Hypoglycemia came up as a distinctive finding of the study and its management improved prognosis. It necessitates availability of glucometer with all Asha workers and primary health care centers.
Hence, it was advised to monitor blood sugar in these patients. The letter further says that “the morbidity may further be averted if the parents are sensitized to provide children a good quantity of complex carbohydrate meals before bed time such as to maintain normal levels of glucose throughout the night hours.” Malnutrition in the rural low socioeconomic group children needs to be prevented or reduced.

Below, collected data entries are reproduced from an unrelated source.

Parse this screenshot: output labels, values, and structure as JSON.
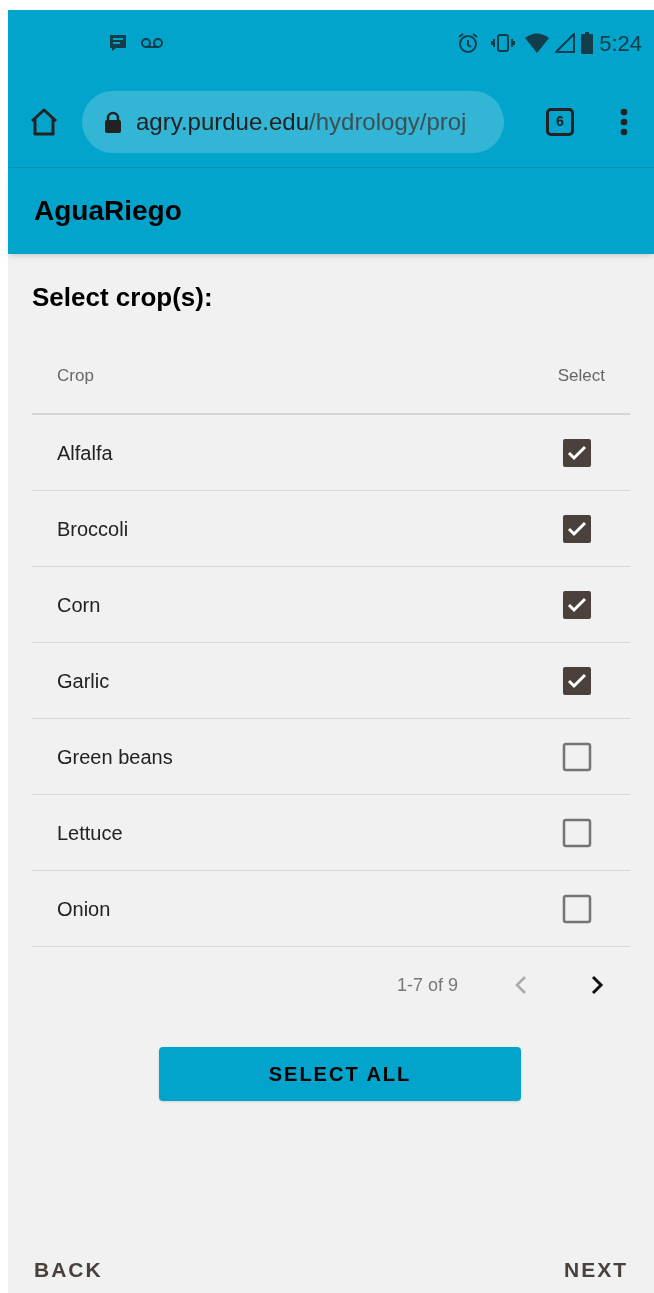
{
  "status_bar": {
    "time": "5:24"
  },
  "browser": {
    "url_host": "agry.purdue.edu",
    "url_path": "/hydrology/proj",
    "tab_count": "6"
  },
  "app_bar": {
    "title": "AguaRiego"
  },
  "heading": "Select crop(s):",
  "table": {
    "columns": [
      "Crop",
      "Select"
    ],
    "rows": [
      {
        "crop": "Alfalfa",
        "checked": true
      },
      {
        "crop": "Broccoli",
        "checked": true
      },
      {
        "crop": "Corn",
        "checked": true
      },
      {
        "crop": "Garlic",
        "checked": true
      },
      {
        "crop": "Green beans",
        "checked": false
      },
      {
        "crop": "Lettuce",
        "checked": false
      },
      {
        "crop": "Onion",
        "checked": false
      }
    ]
  },
  "pagination": {
    "range": "1-7 of 9",
    "prev_disabled": true,
    "next_disabled": false
  },
  "select_all": "SELECT ALL",
  "back": "BACK",
  "next": "NEXT"
}
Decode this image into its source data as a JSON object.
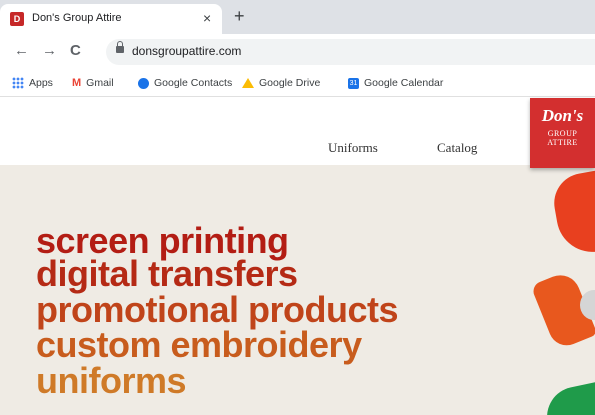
{
  "browser": {
    "tab": {
      "title": "Don's Group Attire",
      "favicon": "D",
      "close": "×"
    },
    "new_tab": "+",
    "nav": {
      "back": "←",
      "forward": "→",
      "reload": "C"
    },
    "url": "donsgroupattire.com",
    "bookmarks": [
      {
        "label": "Apps",
        "icon": "apps-grid-icon"
      },
      {
        "label": "Gmail",
        "icon": "gmail-icon",
        "glyph": "M"
      },
      {
        "label": "Google Contacts",
        "icon": "contacts-icon"
      },
      {
        "label": "Google Drive",
        "icon": "drive-icon"
      },
      {
        "label": "Google Calendar",
        "icon": "calendar-icon",
        "glyph": "31"
      }
    ]
  },
  "site": {
    "nav": [
      "Uniforms",
      "Catalog"
    ],
    "logo": {
      "main": "Don's",
      "line1": "GROUP",
      "line2": "ATTIRE"
    },
    "hero_lines": [
      {
        "text": "screen printing",
        "color": "#b31d14"
      },
      {
        "text": "digital transfers",
        "color": "#b52a15"
      },
      {
        "text": "promotional products",
        "color": "#c0441a"
      },
      {
        "text": "custom embroidery",
        "color": "#c85c1d"
      },
      {
        "text": "uniforms",
        "color": "#cf7a28"
      }
    ],
    "colors": {
      "brand": "#d32f2f",
      "hero_bg": "#efebe4"
    }
  }
}
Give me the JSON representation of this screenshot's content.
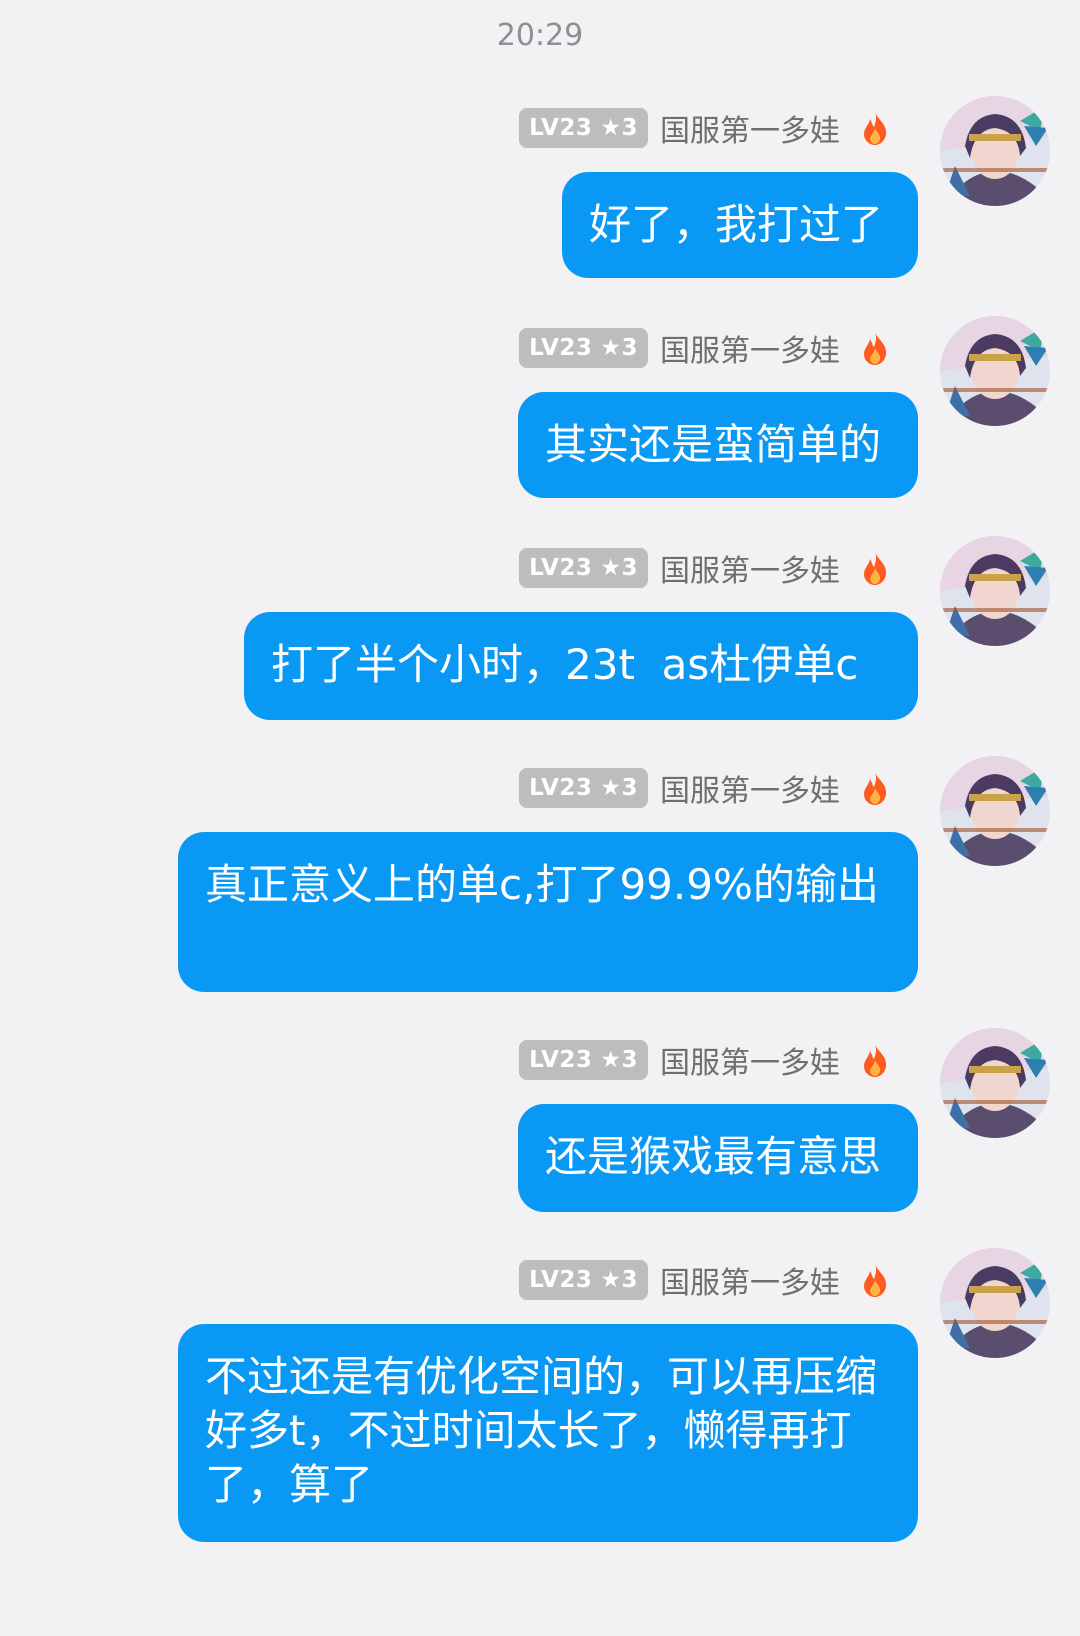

In the last few days I have also been talking about starting a ‘evening day meal, to rural children on the lines of mid-day meal in these months.
Metabolites of certain compounds (hypoglycin A and methylenecyclopropylglycine ‘MCPG]), which are naturally present in litchi fruits, were found in the urine of the patients. These compounds cause hypoglycemia. Children, especially in rural areas of Muzarffarpur should avoid eating litchi fruits
These cases mostly present in early morning hours; hence, a trained doctor or a nurse should be posted from May to July, especially during the night.
The need to strengthen diagnostic and critical care capacity at all levels of health care was also emphasized upon. This would facilitate timely diagnosis and management of such cases.
Public Health Answer: Regulate Lychee production and Consumption so that rotten unripe Lychee is not consumed by children.